Scottish National Party proposes pact with Labour for second Brexit referendum

 

Scottish National Party proposes pact with Labour for second Brexit referendum

By
Steve James

15 October 2018

Speaking to the BBC at the Scottish National Party’s (SNP) annual conference in Glasgow, Scottish First Minister Nicola Sturgeon announced that the party’s 35 Westminster MPs would vote for a second referendum on Britain’s relationship to the European Union (EU).

Leading figures have also indicated the SNP is open to an election pact with Labour and cooperation with a government led by Jeremy Corbyn.

Labour too is moving towards supporting a second Brexit poll, meaning that, despite protestations, the two parties are coming closer together.
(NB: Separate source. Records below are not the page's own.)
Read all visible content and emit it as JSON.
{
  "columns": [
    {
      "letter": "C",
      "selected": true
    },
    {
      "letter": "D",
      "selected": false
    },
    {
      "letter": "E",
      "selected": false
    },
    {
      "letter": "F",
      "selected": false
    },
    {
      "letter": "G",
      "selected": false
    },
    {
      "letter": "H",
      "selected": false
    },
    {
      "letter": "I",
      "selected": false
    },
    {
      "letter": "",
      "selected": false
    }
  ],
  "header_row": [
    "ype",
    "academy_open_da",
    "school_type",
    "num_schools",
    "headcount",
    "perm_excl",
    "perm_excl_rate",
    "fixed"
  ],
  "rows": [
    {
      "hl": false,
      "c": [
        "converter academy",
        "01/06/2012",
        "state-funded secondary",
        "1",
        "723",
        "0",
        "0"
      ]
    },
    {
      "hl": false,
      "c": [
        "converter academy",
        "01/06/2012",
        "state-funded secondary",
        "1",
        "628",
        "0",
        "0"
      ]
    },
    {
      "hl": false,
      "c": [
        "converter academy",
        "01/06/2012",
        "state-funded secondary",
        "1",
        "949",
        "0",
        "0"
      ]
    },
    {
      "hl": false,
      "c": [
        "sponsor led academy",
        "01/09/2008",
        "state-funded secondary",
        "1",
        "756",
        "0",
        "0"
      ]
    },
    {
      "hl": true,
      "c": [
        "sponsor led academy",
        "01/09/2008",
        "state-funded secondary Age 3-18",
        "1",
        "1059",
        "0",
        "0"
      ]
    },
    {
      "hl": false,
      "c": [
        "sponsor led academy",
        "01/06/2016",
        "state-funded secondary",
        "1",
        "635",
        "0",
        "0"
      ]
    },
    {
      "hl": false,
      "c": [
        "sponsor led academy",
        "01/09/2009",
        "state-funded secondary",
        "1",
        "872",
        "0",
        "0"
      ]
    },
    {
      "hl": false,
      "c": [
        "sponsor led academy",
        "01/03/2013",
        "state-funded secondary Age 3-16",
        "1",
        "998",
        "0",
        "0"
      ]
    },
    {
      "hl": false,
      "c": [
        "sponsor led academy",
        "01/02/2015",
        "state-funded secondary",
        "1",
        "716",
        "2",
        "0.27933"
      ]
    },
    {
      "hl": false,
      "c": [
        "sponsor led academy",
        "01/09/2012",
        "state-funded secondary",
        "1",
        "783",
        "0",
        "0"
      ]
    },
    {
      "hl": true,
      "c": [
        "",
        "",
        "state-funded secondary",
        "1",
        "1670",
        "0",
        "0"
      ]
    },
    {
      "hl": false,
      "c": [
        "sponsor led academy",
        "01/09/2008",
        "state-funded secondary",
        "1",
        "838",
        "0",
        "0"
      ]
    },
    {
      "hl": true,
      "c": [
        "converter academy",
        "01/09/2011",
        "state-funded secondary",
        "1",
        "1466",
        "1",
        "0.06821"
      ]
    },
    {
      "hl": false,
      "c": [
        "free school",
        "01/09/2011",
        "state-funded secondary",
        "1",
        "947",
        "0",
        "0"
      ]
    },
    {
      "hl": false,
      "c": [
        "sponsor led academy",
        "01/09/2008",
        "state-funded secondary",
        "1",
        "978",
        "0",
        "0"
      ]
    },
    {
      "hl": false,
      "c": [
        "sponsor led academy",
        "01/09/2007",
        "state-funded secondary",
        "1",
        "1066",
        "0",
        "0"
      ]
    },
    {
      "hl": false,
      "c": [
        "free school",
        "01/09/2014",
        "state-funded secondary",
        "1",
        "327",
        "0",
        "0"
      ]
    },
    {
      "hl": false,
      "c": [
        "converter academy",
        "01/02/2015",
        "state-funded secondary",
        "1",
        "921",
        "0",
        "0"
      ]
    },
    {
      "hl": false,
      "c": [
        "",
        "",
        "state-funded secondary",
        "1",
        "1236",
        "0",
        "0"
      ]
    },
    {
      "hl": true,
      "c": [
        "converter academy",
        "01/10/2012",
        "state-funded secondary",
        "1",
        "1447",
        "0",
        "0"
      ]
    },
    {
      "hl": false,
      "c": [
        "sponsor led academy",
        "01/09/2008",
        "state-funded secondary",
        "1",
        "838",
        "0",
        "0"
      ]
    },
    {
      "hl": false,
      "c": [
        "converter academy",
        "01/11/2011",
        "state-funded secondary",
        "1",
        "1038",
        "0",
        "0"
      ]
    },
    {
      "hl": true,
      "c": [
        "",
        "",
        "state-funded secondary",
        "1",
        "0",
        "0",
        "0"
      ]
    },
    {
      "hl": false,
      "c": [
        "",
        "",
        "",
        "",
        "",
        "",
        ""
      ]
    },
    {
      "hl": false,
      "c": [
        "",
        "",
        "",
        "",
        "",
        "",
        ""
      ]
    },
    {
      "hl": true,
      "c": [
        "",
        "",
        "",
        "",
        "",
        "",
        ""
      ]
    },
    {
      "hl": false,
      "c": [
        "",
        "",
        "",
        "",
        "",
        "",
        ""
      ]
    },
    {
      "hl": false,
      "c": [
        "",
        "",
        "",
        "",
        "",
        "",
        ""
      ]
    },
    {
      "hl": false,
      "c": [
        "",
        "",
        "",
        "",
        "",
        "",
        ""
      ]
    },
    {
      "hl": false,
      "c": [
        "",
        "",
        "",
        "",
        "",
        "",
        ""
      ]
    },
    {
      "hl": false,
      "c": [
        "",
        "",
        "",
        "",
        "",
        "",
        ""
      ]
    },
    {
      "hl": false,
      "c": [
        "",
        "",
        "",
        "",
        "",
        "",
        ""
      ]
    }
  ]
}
Previously senior figures in the SNP had suggested that open support for a rerun of the 2016 vote would depend on the Scottish government acquiring some sort of veto on the outcome. The SNP have also been concerned that a rerun could return the same result as in 2016 when Scotland voted by 62 percent to remain in the EU while across Britain 52 percent chose to leave.

Sturgeon’s change in position is bound up with the deepening and intractable crisis afflicting all aspects of the Conservative government’s efforts to negotiate a viable Brexit deal. The Tories are split between factions supporting Prime Minister Theresa May’s clumsy “soft-Brexit” plan negotiated at Chequers seeking continued tariff-free access to the Single European Market, a smaller faction supporting remaining in the EU and the hardline anti-EU faction proposing a “hard” or even “no deal” Brexit. This Brexiteer faction, much larger than the Remainers and backed by the Democratic Unionist Party’s 10 MPs who give the Tories their majority, has thus far dictated May’s agenda.